Pria itu buru-buru mengambil kunci mobilnya. Langkah kaki yang berjalan tanpa peduli dengan panggilan para karyawan. Semua mata yang memandang heran dengan tingkah sang bos yang seperti orang kesurupan. Padahal masih sadar tanpa ada gangguan.
Mobil melaju di jalanan dengan kecepatan maksimum. Fokusnya tidak bisa diusik dengan suara bisikan-bisikan yang terus mencoba untuk mempengaruhinya agar tidak meneruskan niat hati. Kilatan cahaya yang terpantul di balik punggung seketika memudarkan semua suara yang langsung senyap.
Empat puluh menit perjalanan terasa begitu singkat hingga mobil memasuki gapura pondok pesantren. Area parkir yang luas, membuat Gala bebas meletakkan mobilnya dimanapun selama tuh lahan kosong. Kemudian ia berlari menuju kediaman rumah keluarga Azzam. Satu langkah kaki terangkat berniat menaiki tangga depan rumah. Tiba-tiba ...
Tubuhnya terhempas ke belakang membentur batang pohon mangga ukuran sedang tanpa sandaran, Gala terbatuk membuat anak-anak yang baru keluar dari rumah kediaman Azzam berteriak histeris. Pasalnya mereka melihat seorang pria dengan wajah tampan tetapi mulut mengalirkan warna merah segar.

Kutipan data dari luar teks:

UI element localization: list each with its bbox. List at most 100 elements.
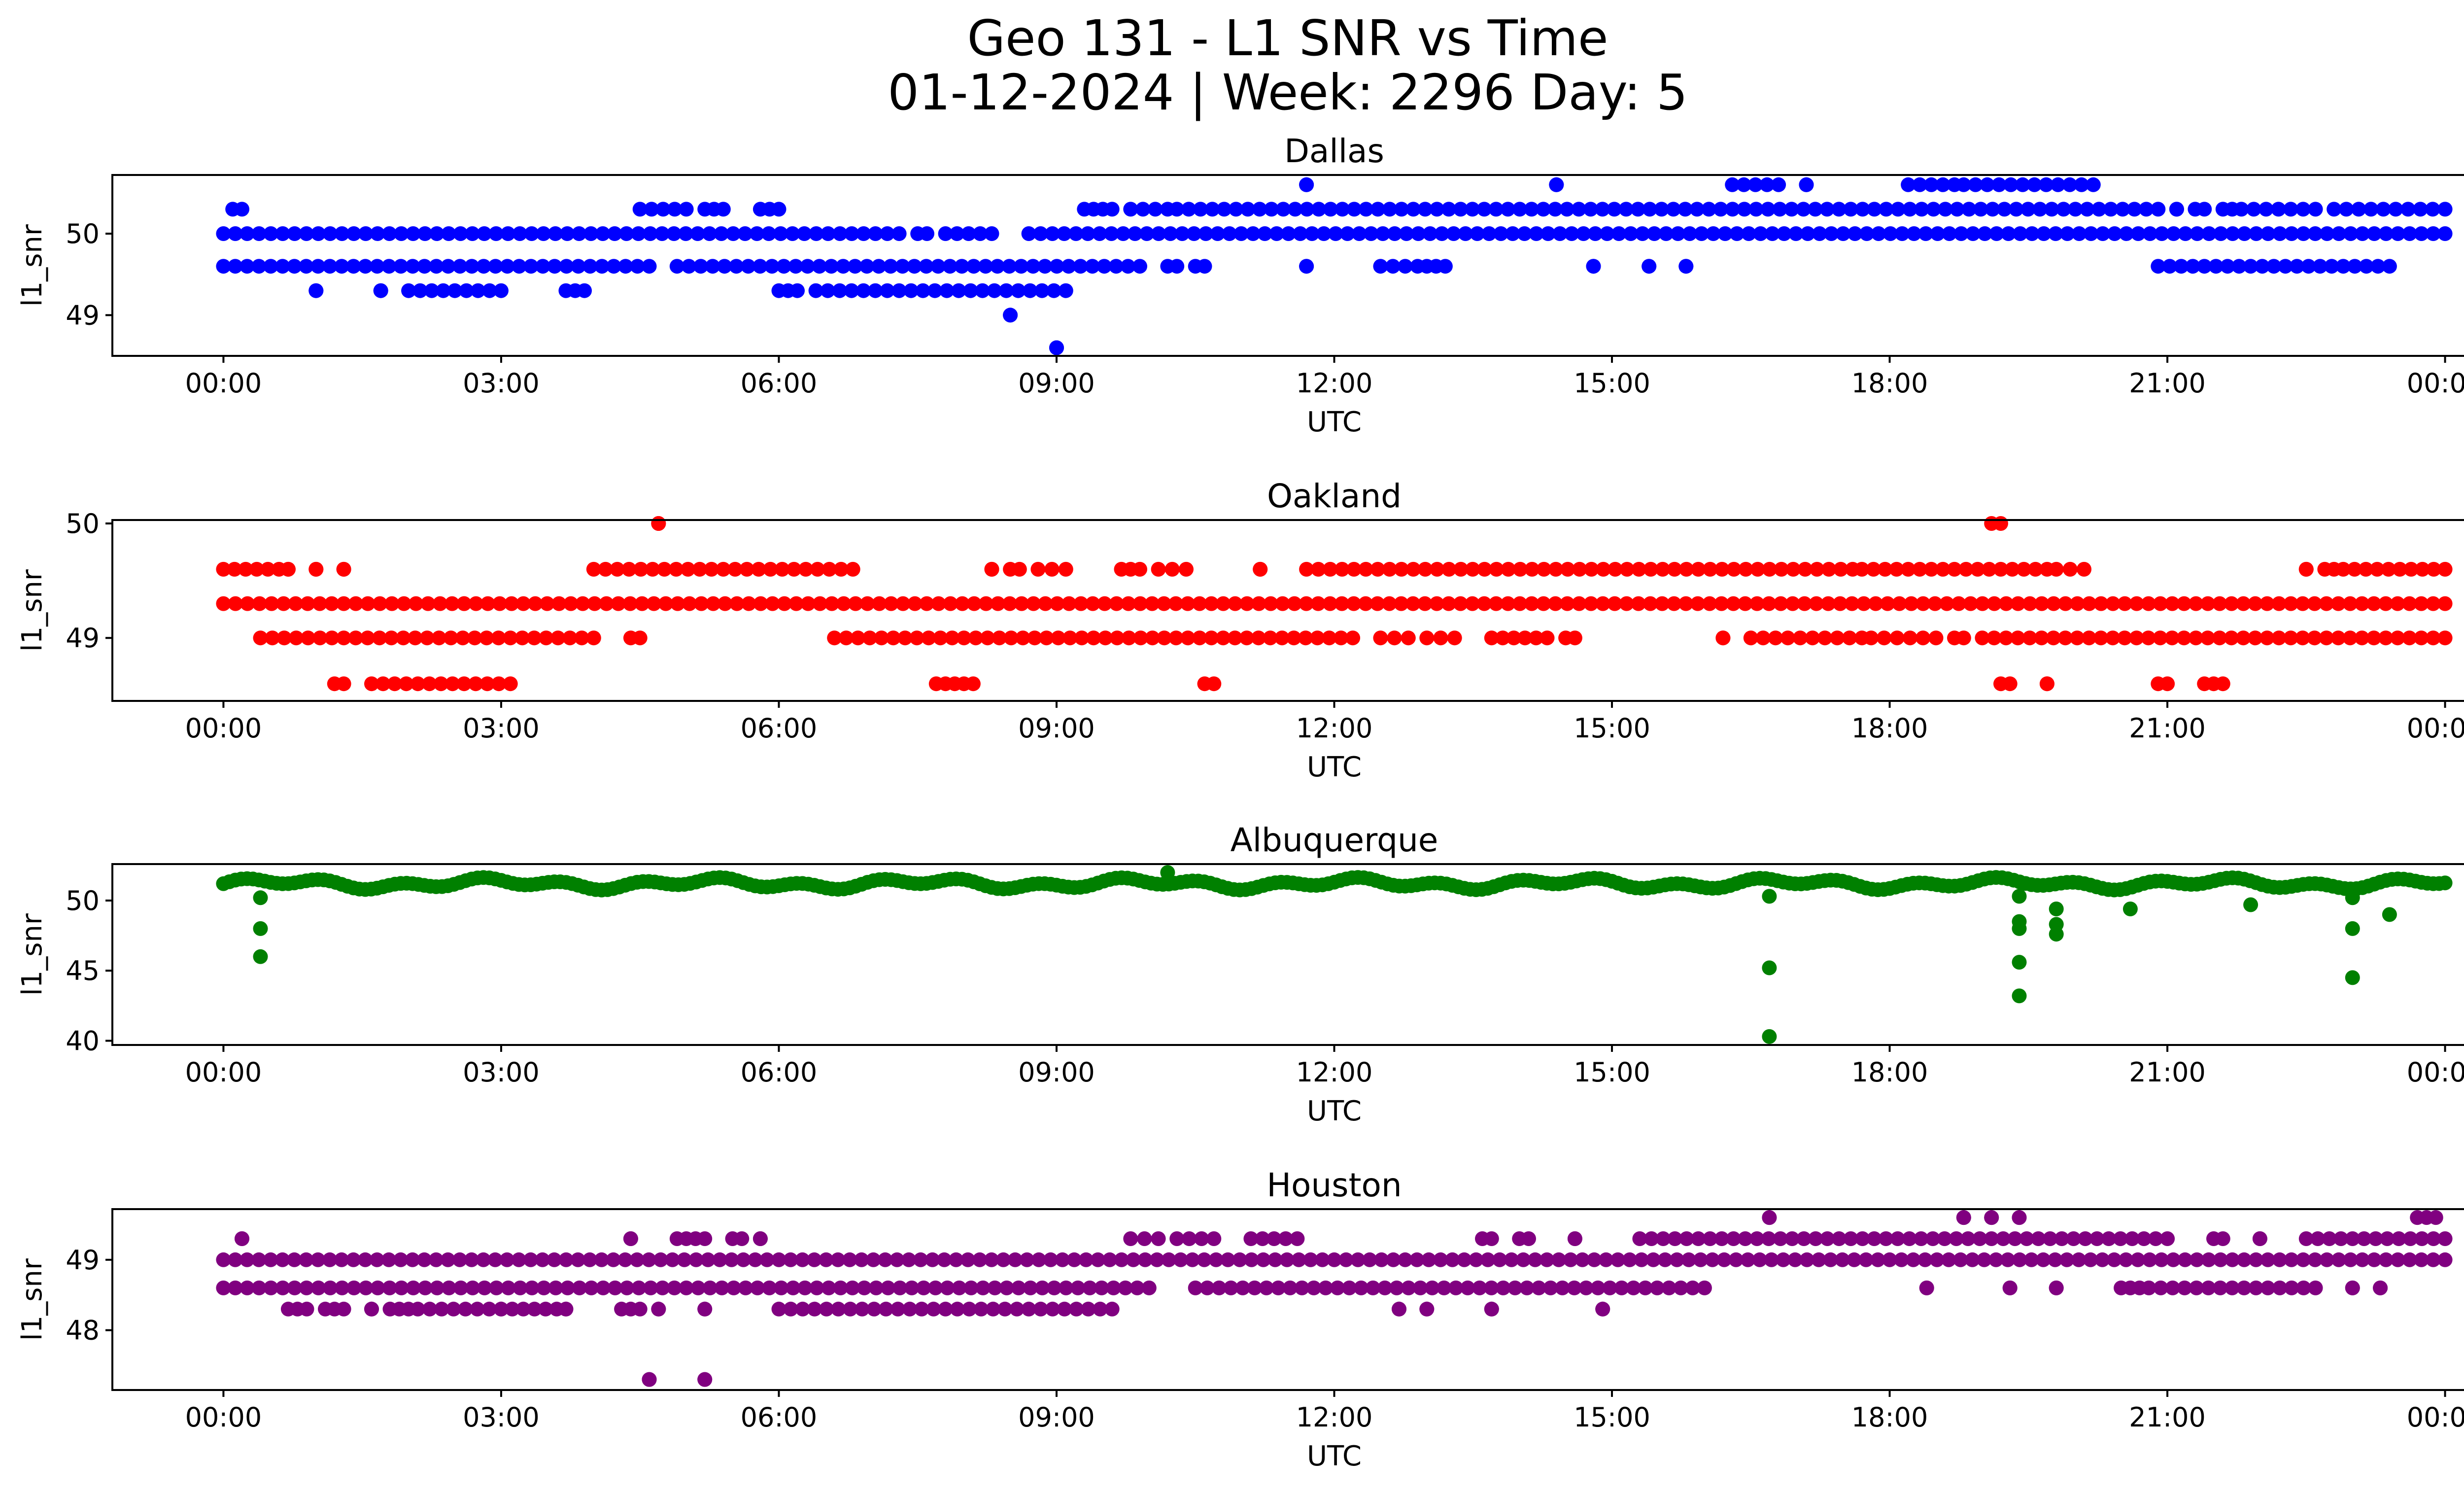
data-point [1975, 596, 1990, 611]
data-point [2009, 202, 2024, 217]
data-point [2213, 1252, 2228, 1267]
data-point [1335, 596, 1349, 611]
data-point [741, 596, 756, 611]
data-point [1484, 1301, 1499, 1317]
data-point [2142, 226, 2157, 241]
data-point [618, 259, 633, 274]
data-point [2101, 1231, 2117, 1246]
data-point [1551, 1252, 1567, 1267]
data-point [2082, 630, 2097, 646]
y-tick-label: 45 [66, 955, 100, 986]
data-point [1098, 630, 1113, 646]
data-point [1904, 596, 1919, 611]
data-point [1081, 1301, 1096, 1317]
data-point [1697, 1280, 1712, 1295]
data-point [516, 1301, 531, 1317]
data-point [2333, 1231, 2349, 1246]
data-point [336, 630, 351, 646]
data-point [1590, 1280, 1606, 1295]
data-point [479, 676, 495, 692]
data-point [396, 630, 411, 646]
data-point [1354, 1280, 1369, 1295]
data-point [2402, 226, 2417, 241]
data-point [1982, 561, 1997, 577]
data-point [1014, 596, 1029, 611]
data-point [1447, 630, 1462, 646]
data-point [1121, 596, 1136, 611]
data-point [429, 1280, 445, 1295]
data-point [1421, 1252, 1437, 1267]
data-point [372, 630, 387, 646]
data-point [1263, 630, 1278, 646]
data-point [1220, 1252, 1235, 1267]
data-point [670, 596, 685, 611]
data-point [1228, 596, 1243, 611]
x-tick-label: 00:00 [2407, 368, 2464, 399]
data-point [679, 1280, 694, 1295]
data-point [1026, 259, 1041, 274]
data-point [968, 630, 983, 646]
data-point [310, 226, 326, 241]
data-point [868, 283, 883, 298]
data-point [263, 1252, 278, 1267]
data-point [1728, 1252, 1744, 1267]
data-point [399, 676, 414, 692]
data-point [1175, 226, 1190, 241]
data-point [1102, 1252, 1117, 1267]
data-point [1961, 202, 1977, 217]
data-point [312, 596, 327, 611]
data-point [2024, 226, 2040, 241]
data-point [1104, 1301, 1120, 1317]
data-point [583, 226, 599, 241]
data-point [1080, 226, 1095, 241]
data-point [228, 1280, 243, 1295]
data-point [336, 596, 351, 611]
data-point [872, 596, 887, 611]
data-point [1843, 1231, 1858, 1246]
data-point [819, 1301, 834, 1317]
data-point [1776, 1252, 1791, 1267]
data-point [764, 259, 780, 274]
data-point [753, 259, 768, 274]
data-point [1488, 596, 1504, 611]
subplot-dallas: 00:00 03:00 06:00 09:00 12:00 15:00 18:00 21:00… [16, 132, 2464, 438]
data-point [1157, 596, 1171, 611]
data-point [2012, 1252, 2027, 1267]
data-point [1093, 1301, 1108, 1317]
data-point [2391, 1231, 2406, 1246]
data-point [1519, 1280, 1535, 1295]
data-point [1743, 630, 1758, 646]
data-point [348, 596, 363, 611]
data-point [2046, 596, 2061, 611]
data-point [1738, 1231, 1753, 1246]
data-point [1251, 630, 1266, 646]
data-point [2048, 1252, 2063, 1267]
data-point [1547, 202, 1563, 217]
data-point [913, 1252, 928, 1267]
data-point [1086, 630, 1101, 646]
data-point [1894, 226, 1910, 241]
data-point [1023, 283, 1038, 298]
data-point [1823, 1252, 1838, 1267]
data-point [856, 283, 871, 298]
data-point [1737, 202, 1752, 217]
data-point [1094, 1280, 1109, 1295]
data-point [2117, 630, 2132, 646]
data-point [1643, 561, 1658, 577]
data-point [1206, 676, 1222, 692]
data-point [1774, 561, 1789, 577]
data-point [2298, 561, 2314, 577]
data-point [1843, 202, 1858, 217]
data-point [1784, 1231, 1800, 1246]
data-point [1890, 1231, 1905, 1246]
data-point [2024, 1252, 2039, 1267]
data-point [842, 1252, 857, 1267]
data-point [2236, 596, 2251, 611]
data-point [1263, 596, 1278, 611]
data-point [1374, 1252, 1389, 1267]
data-point [2059, 1252, 2075, 1267]
data-point [844, 226, 859, 241]
data-point [1540, 1252, 1555, 1267]
data-point [737, 226, 753, 241]
data-point [1667, 596, 1681, 611]
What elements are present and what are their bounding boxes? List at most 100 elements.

Bella yang berniat keluar, justru dicegah Abil. Sejak kapan adiknya berdiri di sebelahnya? Ternyata bukan hanya ia karena tangan Najwa juga dicekal. "Tetap di dalam rumah! Berkumpulah di kamar Emir dan ajak Ka Diana."
"Paman!" Gadis belia itu berniat protes, sayangnya sang bunda langsung menarik tangan agar menurut saja.
Hatinya berkata apapun yang akan terjadi. Abil tahu harus bertindak seperti apa. Selain itu, di antara mereka semua. Hanya adiknya yang bisa bertanggung jawab dan membuat keputusan yang tepat. Tentu setelah Mas Azzam, maka dari itu sang suami tidak begitu khawatir karena ada pria dewasa yang bisa mengayomi.
Setelah memastikan semua anggota keluarga masuk ke dalam kamar. Abil berjalan meninggalkan ruang tamu. Pria itu ingin melihat apa yang menghalangi Gala masuk kedalam rumah keluarganya. Jelas perisai digunakan untuk menangkal para makhluk yang memiliki esensial berbeda jiwa.
"Anak-anak, kembalilah ke pondok! Jangan takut, Kakak akan melihat dari sini memastikan kalian aman." ucap Abil memberikan semangat pada para santri yang mengangguk, lalu saling bergandengan tangan.
Langkah kaki menuruni anak tangga, "Assalamualaikum, Ka."
"Waalaikumsalam warahmatullahi wabarakatuh. Hati-hati, Nak!" jawab Abil melambaikan tangannya, tetapi tatapan mata tertuju pada Gala yang masih memilih duduk menikmati rasa nyeri di ulu hati. "Apa kita harus bicara seperti ini?"